The MSCI KLD 400 Social Index, one of the oldest ESG indexes, has slightly outperformed the S&P 500 since 1990. A 2015 Morgan Stanley study also found that high-ESG companies tend to deliver higher risk-adjusted returns over time. In bull markets led by tech stocks (which many ESG funds are overweight in), ESG investing has performed well. However, ESG funds struggled in 2022 when energy stocks surged, as most ESG portfolios are underweight oil and gas companies.
The takeaway? ESG strategies don’t necessarily sacrifice returns, but they do introduce sector biases that can lead to underperformance in certain market conditions.
Quality and Low Volatility Investing strategy
Investors who prioritize stability over high returns often lean toward quality and low-volatility strategies.
Quality investing focuses on financially strong, profitable companies that tend to hold up well during downturns. While quality stocks might not deliver the biggest gains in speculative bull markets, they historically shine when markets turn ugly. The 2008 financial crisis and the 2020 COVID crash saw quality stocks hold up far better than the broader market.
Low-volatility investing takes a different approach focusing on stocks with the least price swings. The S&P 500 Low Volatility Index, for example, has historically delivered market-like returns but with significantly lower drawdowns. During the 2020 crash, low-vol stocks only fell about 26%, while the broader S&P 500 dropped 34%.
The downside? Both quality and low-volatility strategies tend to lag when markets are roaring higher, as investors pile into riskier, high-growth names.
Which investing strategy is right for you?
There’s no one-size-fits-all answer. Each strategy appeals to different types of investors based on their risk tolerance, time horizon, and market outlook.
Value: Best for patient, long-term investors who can stomach underperformance in certain cycles. Great for contrarians and those who prefer dividend income.
Growth: Ideal for aggressive investors looking for maximum upside and who can tolerate volatility. Younger investors with a long time horizon often favor growth.
Momentum: Works well for active traders and quantitative investors who can monitor trends closely. Not suited for buy-and-hold investors.
ESG: Appeals to investors who want their portfolio to align with their values while still maintaining market-like returns. Best for long-term, moderate-risk investors.
Quality: A strong option for conservative investors seeking stable, financially strong companies. Suitable for those nearing retirement.
Low Volatility: Ideal for risk-averse investors who want equity exposure with fewer drawdowns. Perfect for retirees or anyone prioritizing capital preservation.

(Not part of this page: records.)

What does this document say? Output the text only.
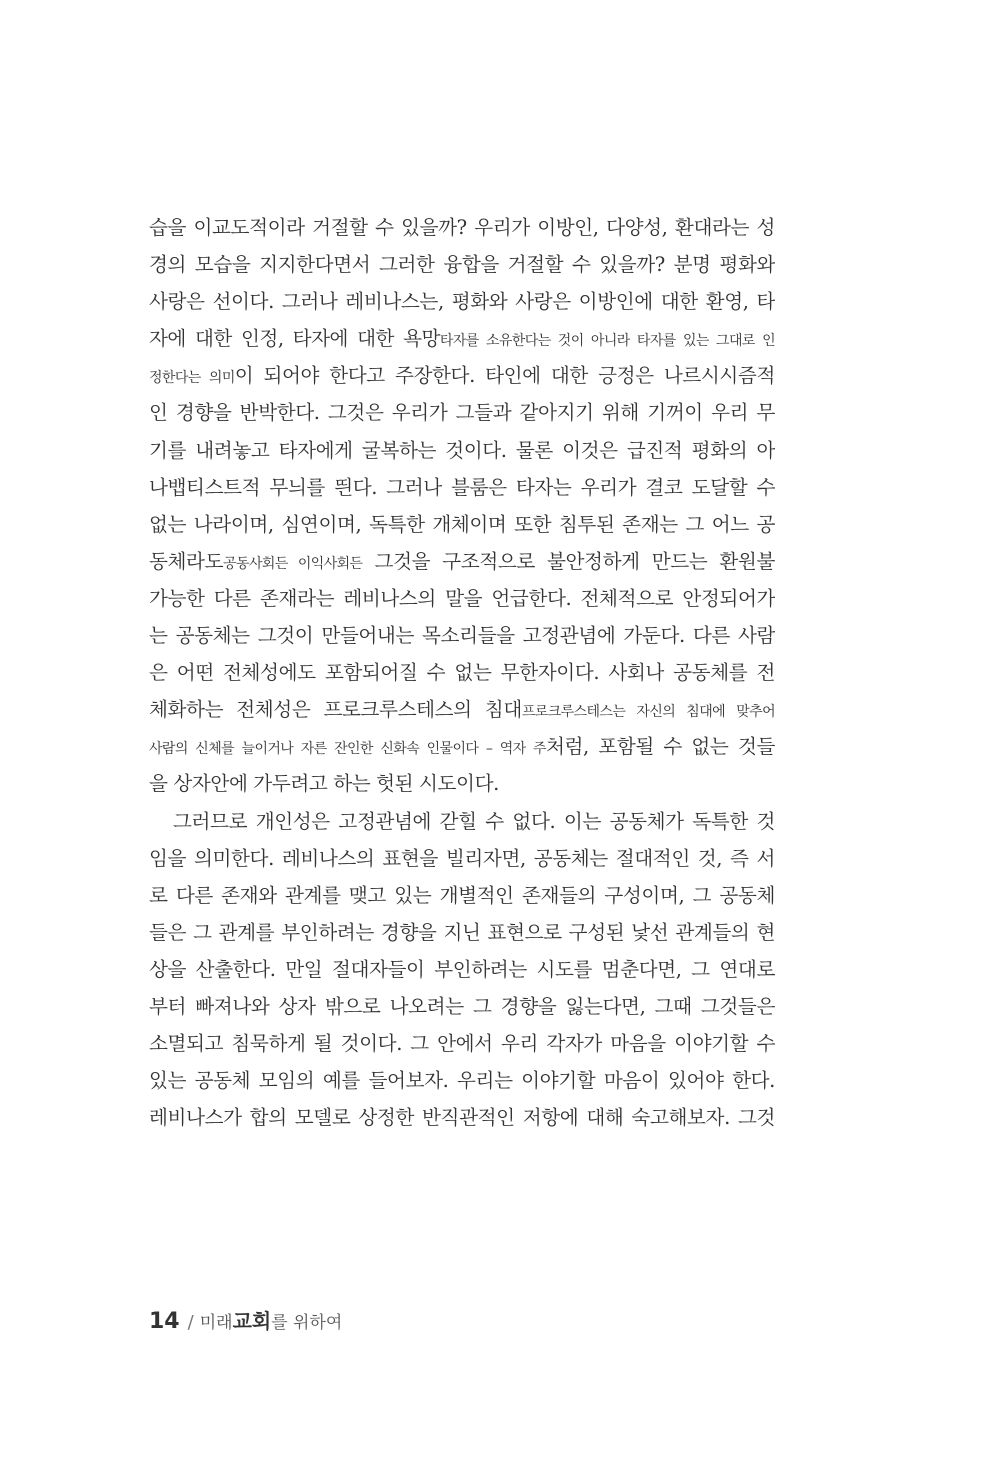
습을 이교도적이라 거절할 수 있을까? 우리가 이방인, 다양성, 환대라는 성
경의 모습을 지지한다면서 그러한 융합을 거절할 수 있을까? 분명 평화와
사랑은 선이다. 그러나 레비나스는, 평화와 사랑은 이방인에 대한 환영, 타
자에 대한 인정, 타자에 대한 욕망타자를 소유한다는 것이 아니라 타자를 있는 그대로 인
정한다는 의미이 되어야 한다고 주장한다. 타인에 대한 긍정은 나르시시즘적
인 경향을 반박한다. 그것은 우리가 그들과 같아지기 위해 기꺼이 우리 무
기를 내려놓고 타자에게 굴복하는 것이다. 물론 이것은 급진적 평화의 아
나뱁티스트적 무늬를 띈다. 그러나 블룸은 타자는 우리가 결코 도달할 수
없는 나라이며, 심연이며, 독특한 개체이며 또한 침투된 존재는 그 어느 공
동체라도공동사회든 이익사회든 그것을 구조적으로 불안정하게 만드는 환원불
가능한 다른 존재라는 레비나스의 말을 언급한다. 전체적으로 안정되어가
는 공동체는 그것이 만들어내는 목소리들을 고정관념에 가둔다. 다른 사람
은 어떤 전체성에도 포함되어질 수 없는 무한자이다. 사회나 공동체를 전
체화하는 전체성은 프로크루스테스의 침대프로크루스테스는 자신의 침대에 맞추어
사람의 신체를 늘이거나 자른 잔인한 신화속 인물이다 – 역자 주처럼, 포함될 수 없는 것들
을 상자안에 가두려고 하는 헛된 시도이다.
그러므로 개인성은 고정관념에 갇힐 수 없다. 이는 공동체가 독특한 것
임을 의미한다. 레비나스의 표현을 빌리자면, 공동체는 절대적인 것, 즉 서
로 다른 존재와 관계를 맺고 있는 개별적인 존재들의 구성이며, 그 공동체
들은 그 관계를 부인하려는 경향을 지닌 표현으로 구성된 낯선 관계들의 현
상을 산출한다. 만일 절대자들이 부인하려는 시도를 멈춘다면, 그 연대로
부터 빠져나와 상자 밖으로 나오려는 그 경향을 잃는다면, 그때 그것들은
소멸되고 침묵하게 될 것이다. 그 안에서 우리 각자가 마음을 이야기할 수
있는 공동체 모임의 예를 들어보자. 우리는 이야기할 마음이 있어야 한다.
레비나스가 합의 모델로 상정한 반직관적인 저항에 대해 숙고해보자. 그것
14 / 미래교회를 위하여
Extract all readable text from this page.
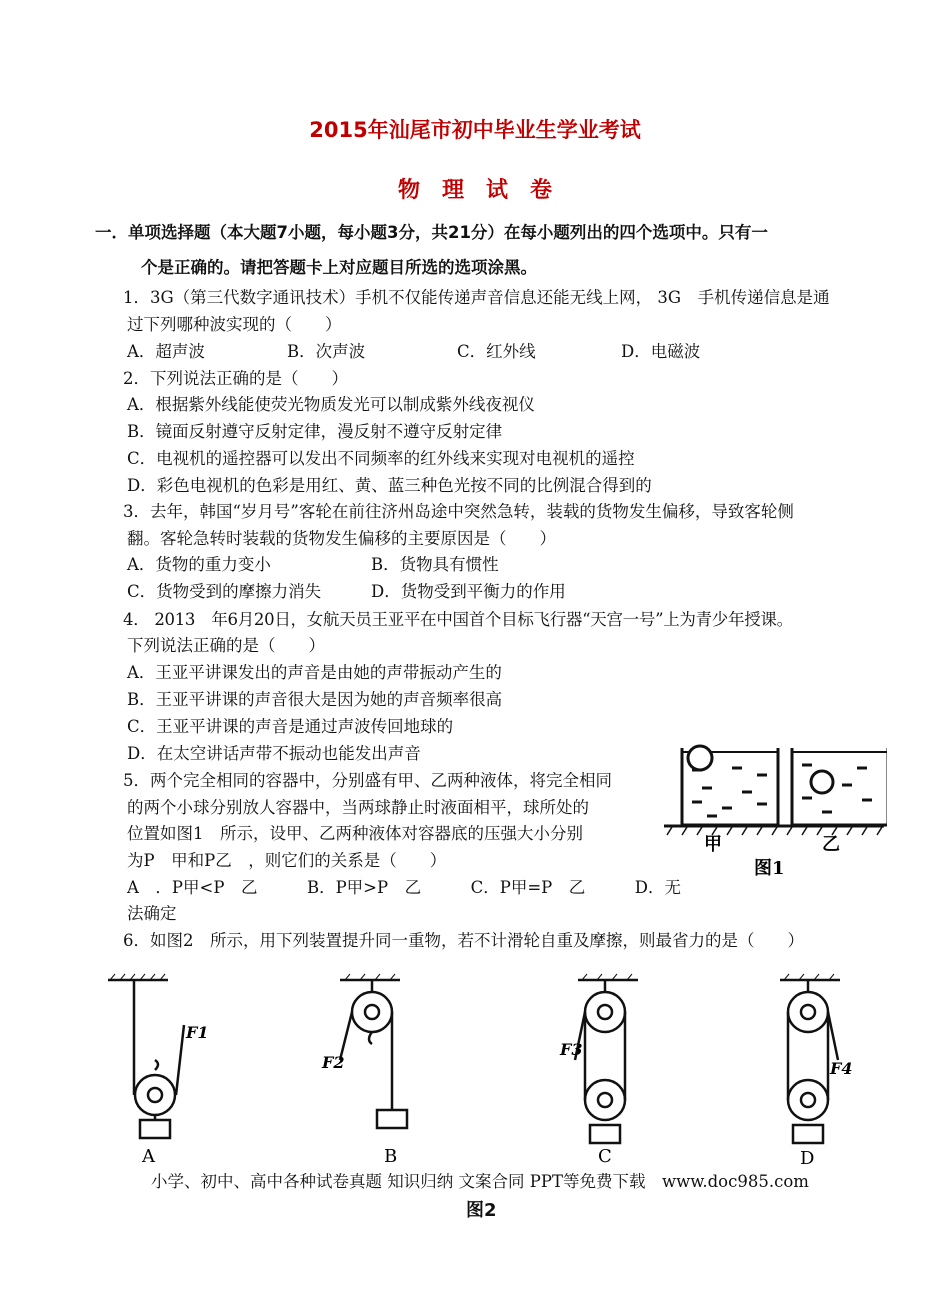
2015年汕尾市初中毕业生学业考试
物　理　试　卷
一．单项选择题（本大题7小题，每小题3分，共21分）在每小题列出的四个选项中。只有一
个是正确的。请把答题卡上对应题目所选的选项涂黑。
1．3G（第三代数字通讯技术）手机不仅能传递声音信息还能无线上网， 3G　手机传递信息是通
过下列哪种波实现的（　　）
A．超声波	B．次声波	C．红外线	D．电磁波
2．下列说法正确的是（　　）
A．根据紫外线能使荧光物质发光可以制成紫外线夜视仪
B．镜面反射遵守反射定律，漫反射不遵守反射定律
C．电视机的遥控器可以发出不同频率的红外线来实现对电视机的遥控
D．彩色电视机的色彩是用红、黄、蓝三种色光按不同的比例混合得到的
3．去年，韩国“岁月号”客轮在前往济州岛途中突然急转，装载的货物发生偏移，导致客轮侧
翻。客轮急转时装载的货物发生偏移的主要原因是（　　）
A．货物的重力变小	B．货物具有惯性
C．货物受到的摩擦力消失	D．货物受到平衡力的作用
4． 2013　年6月20日，女航天员王亚平在中国首个目标飞行器“天宫一号”上为青少年授课。
下列说法正确的是（　　）
A．王亚平讲课发出的声音是由她的声带振动产生的
B．王亚平讲课的声音很大是因为她的声音频率很高
C．王亚平讲课的声音是通过声波传回地球的
D．在太空讲话声带不振动也能发出声音
5．两个完全相同的容器中，分别盛有甲、乙两种液体，将完全相同
的两个小球分别放人容器中，当两球静止时液面相平，球所处的
位置如图1　所示，设甲、乙两种液体对容器底的压强大小分别
为P　甲和P乙　，则它们的关系是（　　）
A　．P甲<P　乙　　　B．P甲>P　乙　　　C．P甲=P　乙　　　D．无
法确定
甲	乙
图1
6．如图2　所示，用下列装置提升同一重物，若不计滑轮自重及摩擦，则最省力的是（　　）
F1
F2
F3
F4
A	B	C	D
小学、初中、高中各种试卷真题 知识归纳 文案合同 PPT等免费下载　www.doc985.com
图2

Where does Freedom Trades fit?
At Freedom Trades, we don’t box ourselves into just one strategy, we use what works. Our approach blends growth investing for long-term wealth-building with momentum trading for short- to medium-term gains.
Growth Focus: We look for high-quality companies with long-term upside, especially in tech, innovation, and disruptive industries. We believe in holding winners for years, riding out volatility for massive compounding.
Momentum Trading: On the swing trading side, we take advantage of market trends, capturing explosive moves in stocks that are breaking out or showing strong relative strength. This lets us generate profits faster while still managing risk.
The message I want you to stay with
The market is a cycle, and no single style will outperform forever. The best investors understand this and diversify accordingly. Betting entirely on one factor whether it’s value, growth, momentum, or anything else means exposing yourself to its inevitable periods of underperformance.
Instead of chasing the hottest trend, play the long game. Diversify across styles, stay disciplined, and remember: what’s winning today might not be leading tomorrow. But if you structure your portfolio wisely, you won’t have to worry about trying to time the next rotation.